Computer music center composes and codes unique paths

Dec. 4, 2023, 10:05 p.m.

Nestled serenely atop the hill behind Florence Moore Hall is The Knoll, which houses Stanford’s Center for Computer Research and Acoustics (CCRMA) — a central location for discovery in the realm of music technology. 

CCRMA (pronounced like “karma”) is a hub for the implementation of computer-based technology into artistic mediums, bringing together composers and researchers alike. The center was officially established in 1975, but the spirit of electronic music was alive on campus before this time. 

In 1964, John Chowning Ph.D. ’66 and undergraduate David Poole developed the world’s first online computer composition and synthesis system. Together, they discovered frequency modulation (FM) with a synthesis technique, and licensed the technique to Yamaha in 1974. Thus Japan began to develop electronic music instruments with consultation from Stanford.

CCRMA has resided in The Knoll since 1983. Although initially focused on the analysis of acoustic signals, the center’s courses and research later incorporated topics like musical acoustics, psychoacoustics, audio networking and more as the field of computer music grew.

A part of the music department, CCRMA provides classes and seminars marked by a strong interdisciplinary nature. 

Students come from a diverse range of backgrounds, ranging from music to engineering. As a result, CCRMA’s offerings vary greatly in subject focus, including performance, perceptual audio coding and data sonification.   

Students are free to explore different realms within electronic music at CCRMA. Camille Noufi Ph.D. ’23 analyzed the auditory portion of the voice through a computer science lens. According to Noufi, her research was very “self-led” — an invaluable standard of the CCRMA experience. 

“CCRMA is a place where you can go after whatever interests you, whatever you want,” Noufi said. 

Many other students agreed with Noufi’s sentiments. The program gives students “huge room to explore with a flexibility that benefits students a lot,” according to Mengfen Zhang M.A. ’21. 

While faculty are present to mentor the work of students, students exercise significant autonomy in pursuing various focuses. 

“CCRMA is a research center in which the student gets to really pursue their own dreams,” said fourth-year Ph.D. student Kunwoo Kim M.A. ’19. “We’re not tied to the professor’s research, but we get to pursue our own.”

During his time at CCRMA, Scott Teiichi Oshiro Ph.D. ’23 studied jazz improvisation using quantum computing and acoustics. 

“Everybody’s doing different things, so everybody has a different perspective. They give you really useful feedback on your own work,” Oshiro said. “Then you get exposed to so many different kinds of intersections of music, art and technology.”  

On the other hand, seeking out collaboration and making connections with colleagues at CCRMA can be challenging when everyone is paving their own distinct paths.

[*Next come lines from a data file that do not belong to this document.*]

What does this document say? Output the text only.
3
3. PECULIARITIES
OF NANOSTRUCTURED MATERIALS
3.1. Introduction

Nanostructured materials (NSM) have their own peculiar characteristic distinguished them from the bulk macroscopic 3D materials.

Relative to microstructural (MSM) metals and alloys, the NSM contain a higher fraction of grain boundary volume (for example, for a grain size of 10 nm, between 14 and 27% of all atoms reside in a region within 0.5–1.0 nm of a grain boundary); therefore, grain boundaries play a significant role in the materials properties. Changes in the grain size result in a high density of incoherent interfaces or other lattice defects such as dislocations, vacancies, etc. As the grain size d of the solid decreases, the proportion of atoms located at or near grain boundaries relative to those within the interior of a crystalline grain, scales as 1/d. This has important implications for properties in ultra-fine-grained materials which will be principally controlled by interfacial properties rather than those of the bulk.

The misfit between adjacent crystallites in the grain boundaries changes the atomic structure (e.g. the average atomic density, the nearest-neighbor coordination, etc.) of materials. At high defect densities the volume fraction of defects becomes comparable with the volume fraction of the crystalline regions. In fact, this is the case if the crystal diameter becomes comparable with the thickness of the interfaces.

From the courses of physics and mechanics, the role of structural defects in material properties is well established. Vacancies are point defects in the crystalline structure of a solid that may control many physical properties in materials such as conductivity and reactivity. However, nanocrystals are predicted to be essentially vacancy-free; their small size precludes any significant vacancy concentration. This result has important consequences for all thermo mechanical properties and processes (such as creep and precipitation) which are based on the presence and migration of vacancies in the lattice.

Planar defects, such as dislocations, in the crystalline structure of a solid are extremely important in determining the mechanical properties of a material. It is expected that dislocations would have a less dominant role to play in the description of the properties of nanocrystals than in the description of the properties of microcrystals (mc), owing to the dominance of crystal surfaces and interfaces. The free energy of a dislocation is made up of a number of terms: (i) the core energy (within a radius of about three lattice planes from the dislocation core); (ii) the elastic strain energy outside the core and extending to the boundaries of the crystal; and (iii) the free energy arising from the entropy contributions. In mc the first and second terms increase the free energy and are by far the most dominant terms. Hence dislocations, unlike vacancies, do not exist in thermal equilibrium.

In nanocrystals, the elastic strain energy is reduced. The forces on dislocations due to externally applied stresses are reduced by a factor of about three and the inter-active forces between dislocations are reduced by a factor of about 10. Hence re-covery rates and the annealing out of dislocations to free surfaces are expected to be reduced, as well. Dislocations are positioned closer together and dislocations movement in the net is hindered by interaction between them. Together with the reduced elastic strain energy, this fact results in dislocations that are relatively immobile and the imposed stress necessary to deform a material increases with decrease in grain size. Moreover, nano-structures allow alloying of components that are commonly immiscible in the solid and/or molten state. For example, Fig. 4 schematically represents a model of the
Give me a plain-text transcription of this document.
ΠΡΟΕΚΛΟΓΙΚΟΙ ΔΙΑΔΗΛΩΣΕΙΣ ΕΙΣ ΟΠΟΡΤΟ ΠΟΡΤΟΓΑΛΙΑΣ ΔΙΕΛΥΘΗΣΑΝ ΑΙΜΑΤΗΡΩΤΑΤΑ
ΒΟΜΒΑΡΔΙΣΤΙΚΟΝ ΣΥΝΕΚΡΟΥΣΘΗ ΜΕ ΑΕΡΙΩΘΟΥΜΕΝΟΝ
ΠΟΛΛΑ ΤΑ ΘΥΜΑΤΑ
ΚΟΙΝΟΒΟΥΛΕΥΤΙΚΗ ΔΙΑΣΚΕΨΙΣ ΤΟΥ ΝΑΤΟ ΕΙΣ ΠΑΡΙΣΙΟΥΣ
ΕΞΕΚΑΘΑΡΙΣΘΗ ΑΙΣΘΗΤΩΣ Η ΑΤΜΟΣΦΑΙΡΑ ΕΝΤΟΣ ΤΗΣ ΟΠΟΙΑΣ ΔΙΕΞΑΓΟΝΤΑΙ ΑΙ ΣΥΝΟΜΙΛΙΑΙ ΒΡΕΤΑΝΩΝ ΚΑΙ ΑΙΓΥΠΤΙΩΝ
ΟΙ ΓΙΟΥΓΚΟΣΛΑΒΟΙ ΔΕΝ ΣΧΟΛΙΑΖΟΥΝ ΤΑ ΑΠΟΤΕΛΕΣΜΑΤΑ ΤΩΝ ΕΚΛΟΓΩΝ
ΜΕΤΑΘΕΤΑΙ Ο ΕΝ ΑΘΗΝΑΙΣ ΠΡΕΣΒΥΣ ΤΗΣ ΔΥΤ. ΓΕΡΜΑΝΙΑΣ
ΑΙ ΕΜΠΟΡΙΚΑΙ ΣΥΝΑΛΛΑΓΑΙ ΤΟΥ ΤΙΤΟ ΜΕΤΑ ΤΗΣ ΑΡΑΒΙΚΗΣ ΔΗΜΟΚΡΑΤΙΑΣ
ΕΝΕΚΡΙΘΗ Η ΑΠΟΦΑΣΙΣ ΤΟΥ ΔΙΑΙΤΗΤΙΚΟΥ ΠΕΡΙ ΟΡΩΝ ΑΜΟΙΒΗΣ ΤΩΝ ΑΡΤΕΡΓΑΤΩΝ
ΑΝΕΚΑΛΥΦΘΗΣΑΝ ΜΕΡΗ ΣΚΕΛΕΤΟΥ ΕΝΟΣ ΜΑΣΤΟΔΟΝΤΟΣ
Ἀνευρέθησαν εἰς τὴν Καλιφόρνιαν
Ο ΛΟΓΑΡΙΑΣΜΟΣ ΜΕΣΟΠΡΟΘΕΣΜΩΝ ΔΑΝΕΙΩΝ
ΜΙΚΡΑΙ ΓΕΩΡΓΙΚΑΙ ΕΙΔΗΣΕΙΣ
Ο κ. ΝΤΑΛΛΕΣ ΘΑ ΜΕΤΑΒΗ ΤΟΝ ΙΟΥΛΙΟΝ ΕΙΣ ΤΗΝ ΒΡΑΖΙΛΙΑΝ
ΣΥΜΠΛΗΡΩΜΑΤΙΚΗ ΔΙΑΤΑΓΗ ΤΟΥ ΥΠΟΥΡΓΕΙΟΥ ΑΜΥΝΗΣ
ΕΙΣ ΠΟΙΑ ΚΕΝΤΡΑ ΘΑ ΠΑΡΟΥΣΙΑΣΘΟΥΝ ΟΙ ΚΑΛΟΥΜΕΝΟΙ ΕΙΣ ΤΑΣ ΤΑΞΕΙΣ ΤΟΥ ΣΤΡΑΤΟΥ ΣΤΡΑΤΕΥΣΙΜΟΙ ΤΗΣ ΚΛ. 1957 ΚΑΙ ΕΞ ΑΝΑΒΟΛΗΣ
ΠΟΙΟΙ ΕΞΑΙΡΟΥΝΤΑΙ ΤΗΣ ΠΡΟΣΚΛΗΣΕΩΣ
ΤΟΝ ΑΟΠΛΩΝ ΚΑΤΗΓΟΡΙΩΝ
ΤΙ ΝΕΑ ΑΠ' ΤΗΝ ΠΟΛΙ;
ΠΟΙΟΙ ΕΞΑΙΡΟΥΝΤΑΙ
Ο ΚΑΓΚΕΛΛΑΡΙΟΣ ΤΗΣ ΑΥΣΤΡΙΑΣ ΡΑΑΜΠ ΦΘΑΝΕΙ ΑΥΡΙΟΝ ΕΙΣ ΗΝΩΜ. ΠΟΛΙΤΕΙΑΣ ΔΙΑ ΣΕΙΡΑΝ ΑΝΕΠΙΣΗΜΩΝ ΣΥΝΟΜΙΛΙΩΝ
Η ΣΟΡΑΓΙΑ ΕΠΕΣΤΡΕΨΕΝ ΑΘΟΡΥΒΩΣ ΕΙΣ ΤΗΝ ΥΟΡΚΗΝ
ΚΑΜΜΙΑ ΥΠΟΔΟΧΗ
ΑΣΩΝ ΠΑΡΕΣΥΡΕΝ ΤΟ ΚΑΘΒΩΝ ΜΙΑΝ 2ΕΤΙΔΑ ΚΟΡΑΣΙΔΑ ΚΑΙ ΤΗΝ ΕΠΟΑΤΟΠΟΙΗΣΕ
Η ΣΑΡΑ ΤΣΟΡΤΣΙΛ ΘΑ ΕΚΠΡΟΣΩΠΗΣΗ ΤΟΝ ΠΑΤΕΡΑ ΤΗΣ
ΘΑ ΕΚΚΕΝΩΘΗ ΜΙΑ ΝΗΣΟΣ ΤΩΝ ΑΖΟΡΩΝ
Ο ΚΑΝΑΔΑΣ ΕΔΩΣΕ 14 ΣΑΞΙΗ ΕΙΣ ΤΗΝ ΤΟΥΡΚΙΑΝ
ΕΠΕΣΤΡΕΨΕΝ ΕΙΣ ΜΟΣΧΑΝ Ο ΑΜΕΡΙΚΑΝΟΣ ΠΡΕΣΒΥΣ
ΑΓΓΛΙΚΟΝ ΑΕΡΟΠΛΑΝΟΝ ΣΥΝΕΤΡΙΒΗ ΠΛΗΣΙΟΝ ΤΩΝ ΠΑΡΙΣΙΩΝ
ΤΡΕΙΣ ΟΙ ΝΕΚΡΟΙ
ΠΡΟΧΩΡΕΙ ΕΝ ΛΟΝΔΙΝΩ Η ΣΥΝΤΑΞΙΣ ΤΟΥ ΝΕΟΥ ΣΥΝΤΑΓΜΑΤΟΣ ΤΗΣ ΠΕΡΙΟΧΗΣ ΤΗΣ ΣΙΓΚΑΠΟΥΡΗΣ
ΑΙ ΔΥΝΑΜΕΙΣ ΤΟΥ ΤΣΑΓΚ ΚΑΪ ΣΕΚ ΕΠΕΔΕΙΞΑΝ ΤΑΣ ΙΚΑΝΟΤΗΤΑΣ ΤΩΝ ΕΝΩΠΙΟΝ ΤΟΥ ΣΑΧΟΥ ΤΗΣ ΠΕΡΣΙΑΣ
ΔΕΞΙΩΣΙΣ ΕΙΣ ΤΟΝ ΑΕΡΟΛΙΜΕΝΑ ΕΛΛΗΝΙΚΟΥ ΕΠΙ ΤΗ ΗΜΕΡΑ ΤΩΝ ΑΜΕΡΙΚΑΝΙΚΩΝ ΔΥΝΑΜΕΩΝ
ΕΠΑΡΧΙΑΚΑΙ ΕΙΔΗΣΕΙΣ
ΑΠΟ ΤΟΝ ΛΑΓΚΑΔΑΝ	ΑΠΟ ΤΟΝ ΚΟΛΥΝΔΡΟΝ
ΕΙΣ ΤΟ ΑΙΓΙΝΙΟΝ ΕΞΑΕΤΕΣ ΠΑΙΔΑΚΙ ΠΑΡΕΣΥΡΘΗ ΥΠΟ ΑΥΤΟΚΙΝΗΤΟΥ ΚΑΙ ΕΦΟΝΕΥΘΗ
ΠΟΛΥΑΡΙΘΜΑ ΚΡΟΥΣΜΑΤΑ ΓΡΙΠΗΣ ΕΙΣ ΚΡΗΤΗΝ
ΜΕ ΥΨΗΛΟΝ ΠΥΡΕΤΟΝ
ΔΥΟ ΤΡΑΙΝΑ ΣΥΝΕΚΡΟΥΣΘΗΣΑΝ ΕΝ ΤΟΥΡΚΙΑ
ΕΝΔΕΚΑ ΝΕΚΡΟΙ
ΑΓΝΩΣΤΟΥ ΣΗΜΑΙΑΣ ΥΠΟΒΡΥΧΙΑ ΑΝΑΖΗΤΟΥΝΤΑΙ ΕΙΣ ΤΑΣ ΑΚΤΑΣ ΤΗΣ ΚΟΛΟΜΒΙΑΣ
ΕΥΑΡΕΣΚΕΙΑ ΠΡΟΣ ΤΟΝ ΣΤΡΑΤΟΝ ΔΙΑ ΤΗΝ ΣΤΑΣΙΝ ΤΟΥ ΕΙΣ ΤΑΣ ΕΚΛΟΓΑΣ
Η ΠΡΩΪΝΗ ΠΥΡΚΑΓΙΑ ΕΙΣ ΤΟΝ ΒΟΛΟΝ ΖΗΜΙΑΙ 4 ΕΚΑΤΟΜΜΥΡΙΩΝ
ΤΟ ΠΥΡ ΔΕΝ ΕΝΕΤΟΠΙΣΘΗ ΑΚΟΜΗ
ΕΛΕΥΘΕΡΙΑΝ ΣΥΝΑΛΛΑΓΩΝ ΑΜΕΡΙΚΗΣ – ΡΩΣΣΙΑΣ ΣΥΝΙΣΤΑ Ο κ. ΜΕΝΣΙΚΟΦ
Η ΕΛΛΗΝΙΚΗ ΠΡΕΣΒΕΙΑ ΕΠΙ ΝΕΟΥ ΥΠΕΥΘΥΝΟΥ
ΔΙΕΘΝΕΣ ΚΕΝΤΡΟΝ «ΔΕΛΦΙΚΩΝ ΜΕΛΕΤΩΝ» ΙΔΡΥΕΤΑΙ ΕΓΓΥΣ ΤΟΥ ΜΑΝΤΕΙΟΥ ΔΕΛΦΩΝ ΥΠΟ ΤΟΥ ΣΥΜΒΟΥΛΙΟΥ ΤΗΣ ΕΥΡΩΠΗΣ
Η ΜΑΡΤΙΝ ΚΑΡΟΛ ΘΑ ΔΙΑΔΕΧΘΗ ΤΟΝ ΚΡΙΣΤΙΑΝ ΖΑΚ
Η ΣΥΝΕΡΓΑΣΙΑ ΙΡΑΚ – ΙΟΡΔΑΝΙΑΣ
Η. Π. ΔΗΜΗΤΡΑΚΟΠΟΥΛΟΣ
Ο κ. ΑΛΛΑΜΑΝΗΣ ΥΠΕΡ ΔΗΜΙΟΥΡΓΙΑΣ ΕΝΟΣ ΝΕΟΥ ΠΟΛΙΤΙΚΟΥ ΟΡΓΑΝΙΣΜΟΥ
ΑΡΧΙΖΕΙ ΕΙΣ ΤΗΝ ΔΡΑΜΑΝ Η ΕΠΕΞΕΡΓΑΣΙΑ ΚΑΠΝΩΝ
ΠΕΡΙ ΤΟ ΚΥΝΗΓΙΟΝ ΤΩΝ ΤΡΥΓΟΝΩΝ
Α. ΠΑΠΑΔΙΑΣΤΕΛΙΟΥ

“There’s no guarantee that other people are going to be doing things that you’re doing or are interested in, so sometimes finding collaborators can be difficult,” said fourth-year Ph.D. student Lloyd May. 

“For colleagues who are maybe a bit more reserved or learned English as a second language, there are not a lot of formal ways to establish collaborations,” May said.

CCRMA did not respond to a request for comment.

Other center affiliates describe the center’s classes as very tight-knit.

Brought together through “the beautiful, black sheep of Stanford,” CCRMA students thrive in the “funky, creative, curiosity-driven [center],” Noufi said. 

CCRMA alumni remain active and maintain connections with the program long after graduation, said Senyuan Fan M.A. ’24. 

“People who graduate are going into the industry in Silicon Valley or going to other schools, but we are still kind of bonded by the concept of CCRMA alumni,” Fan said. “We have a lot of seminars with alumni from industry every week.”

Inspired by the community, many students return to the center for further education.

The community was “the reason that I decided to stay for my Ph.D.,” said fifth-year Ph.D. student Barbara Nerness M.A. ’24. “I love it. It feels like more than just a place where I work. It’s like close friends.”